(sociological linguistics), a scientific discipline based on linguistics, sociology, social psychology, and cultural anthropology and studying a broad range of problems associated with the social nature of language, the social functions of language, and the way in which social factors influence language.
The foundations of modern sociolinguistic research were laid by L. P. Iakubinskii, V. V. Vinogradov, B. A. Larin, V. M. Zhirmunskii, R. O. Shor, M. V. Sergievskii, E. D. Polivanov, and other Soviet scholars who, in the 1920’s and 1930’s, studied language as a social phenomenon. Contributions to the development of sociolinguistics were also made by the French school of sociological linguistics, which was based on the work of A. Meillet; the American ethnolinguists and sociolinguists who developed the ideas of F. Boas and E. Sapir; German scholars, especially T. Frings and the Leipzig school he founded; V. Mathesius, B. Havranek, and other representatives of the Prague school; and the Japanese school of “linguistic life.”
Unlike some schools of sociolinguistics in the USA and elsewhere, which are oriented toward behaviorism, phenomenology, G. Mead’s theory of social interaction, and other currents of bourgeois philosophy and sociology, Marxist sociolinguistics is based on historical materialism and specific theories of Marxist sociology, including the theory of the social structure of society, the theory of social systems, and the sociology of the personality. It is also based on the study of language as the most important means of human communication, the study of the role of language in the formation and development of nations, and the study of the social functions of languages and dialects.

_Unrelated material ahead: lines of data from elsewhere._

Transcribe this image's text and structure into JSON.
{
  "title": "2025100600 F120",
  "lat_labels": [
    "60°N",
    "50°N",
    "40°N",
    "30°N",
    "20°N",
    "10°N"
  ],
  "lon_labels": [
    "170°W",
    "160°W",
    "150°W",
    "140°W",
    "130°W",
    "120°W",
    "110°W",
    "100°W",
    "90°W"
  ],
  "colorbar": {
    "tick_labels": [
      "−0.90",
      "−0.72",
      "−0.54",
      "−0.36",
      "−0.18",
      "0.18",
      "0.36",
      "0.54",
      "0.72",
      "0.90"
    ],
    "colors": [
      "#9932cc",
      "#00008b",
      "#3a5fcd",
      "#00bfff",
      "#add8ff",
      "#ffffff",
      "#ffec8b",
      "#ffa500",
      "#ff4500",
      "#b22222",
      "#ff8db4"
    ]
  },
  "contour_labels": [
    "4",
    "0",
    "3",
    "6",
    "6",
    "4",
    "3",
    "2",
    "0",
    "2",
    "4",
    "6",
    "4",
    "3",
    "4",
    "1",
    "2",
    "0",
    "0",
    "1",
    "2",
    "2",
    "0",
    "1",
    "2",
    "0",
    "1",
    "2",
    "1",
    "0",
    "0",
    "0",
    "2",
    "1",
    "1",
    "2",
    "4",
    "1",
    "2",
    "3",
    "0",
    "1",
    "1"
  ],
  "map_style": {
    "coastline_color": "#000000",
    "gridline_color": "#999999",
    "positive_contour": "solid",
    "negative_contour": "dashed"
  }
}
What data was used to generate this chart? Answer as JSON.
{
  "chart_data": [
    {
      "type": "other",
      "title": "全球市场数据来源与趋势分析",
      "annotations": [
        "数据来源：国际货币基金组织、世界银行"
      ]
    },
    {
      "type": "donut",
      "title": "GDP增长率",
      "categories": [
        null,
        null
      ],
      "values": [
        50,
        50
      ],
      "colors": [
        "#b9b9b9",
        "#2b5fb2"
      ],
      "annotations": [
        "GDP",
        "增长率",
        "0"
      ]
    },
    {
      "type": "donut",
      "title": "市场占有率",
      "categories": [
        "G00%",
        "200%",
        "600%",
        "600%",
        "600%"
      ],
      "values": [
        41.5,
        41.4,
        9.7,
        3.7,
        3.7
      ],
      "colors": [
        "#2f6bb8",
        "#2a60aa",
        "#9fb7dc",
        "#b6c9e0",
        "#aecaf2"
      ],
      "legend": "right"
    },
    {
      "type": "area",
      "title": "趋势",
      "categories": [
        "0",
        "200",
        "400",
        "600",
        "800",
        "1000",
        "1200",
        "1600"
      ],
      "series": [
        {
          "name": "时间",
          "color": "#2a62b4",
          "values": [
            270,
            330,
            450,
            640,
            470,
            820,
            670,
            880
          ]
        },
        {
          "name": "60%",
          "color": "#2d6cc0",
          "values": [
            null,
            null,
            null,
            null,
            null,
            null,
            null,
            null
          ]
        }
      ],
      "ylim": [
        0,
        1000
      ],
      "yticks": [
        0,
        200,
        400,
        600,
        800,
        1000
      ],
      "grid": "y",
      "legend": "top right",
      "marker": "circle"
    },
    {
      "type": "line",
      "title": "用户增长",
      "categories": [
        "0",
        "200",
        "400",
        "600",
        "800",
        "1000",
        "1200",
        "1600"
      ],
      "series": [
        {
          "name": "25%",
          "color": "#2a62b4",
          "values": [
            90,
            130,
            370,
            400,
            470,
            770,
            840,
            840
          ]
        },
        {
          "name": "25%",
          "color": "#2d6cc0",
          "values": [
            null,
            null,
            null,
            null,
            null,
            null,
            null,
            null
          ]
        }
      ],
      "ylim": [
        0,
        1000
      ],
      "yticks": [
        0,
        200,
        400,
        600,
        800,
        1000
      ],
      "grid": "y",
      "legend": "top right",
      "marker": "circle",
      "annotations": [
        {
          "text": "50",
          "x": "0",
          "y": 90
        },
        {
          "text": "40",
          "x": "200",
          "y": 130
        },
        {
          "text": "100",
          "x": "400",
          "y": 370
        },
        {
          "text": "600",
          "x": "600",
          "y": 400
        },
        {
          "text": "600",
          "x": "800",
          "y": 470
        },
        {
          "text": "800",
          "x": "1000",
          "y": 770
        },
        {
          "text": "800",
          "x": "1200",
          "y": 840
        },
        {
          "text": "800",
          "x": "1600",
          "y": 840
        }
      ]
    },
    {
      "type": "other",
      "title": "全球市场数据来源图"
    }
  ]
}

Sociolinguistics investigates the relationship between language and a nation and studies the national language as a historical category associated with the formation of a nation. It examines the social differentiation of language on all levels of structure and, in particular, the nature of the interrelationships between linguistic and social structures. It is also concerned with the typology of linguistic situations in which the various languages and dialects used by a given group have different social functions. In addition, it studies the principles according to which languages interact under various social conditions; the social aspects of bilingualism, multilingualism, and diglossia (the interaction of different subsystems within the same language that are used in different social contexts); speech in the context of a social situation; and language policy as one of the forms of a society’s conscious influence on language.
The methods of sociolinguistics are a synthesis of linguistic and sociological research methods. Sociolinguistics makes use of questionnaires, interviews, observation in which the observer himself functions as a participant in the act of communication, sociological experimentation, and certain methods of mathematical statistics. It also employs modeling of socially determined speech by means of “sociolinguistic rules”—socially conditioned rules for the generation of utterances, variation, and joint occurrence of linguistic units—and analysis based on the correlation of linguistic and social phenomena as dependent and independent variables.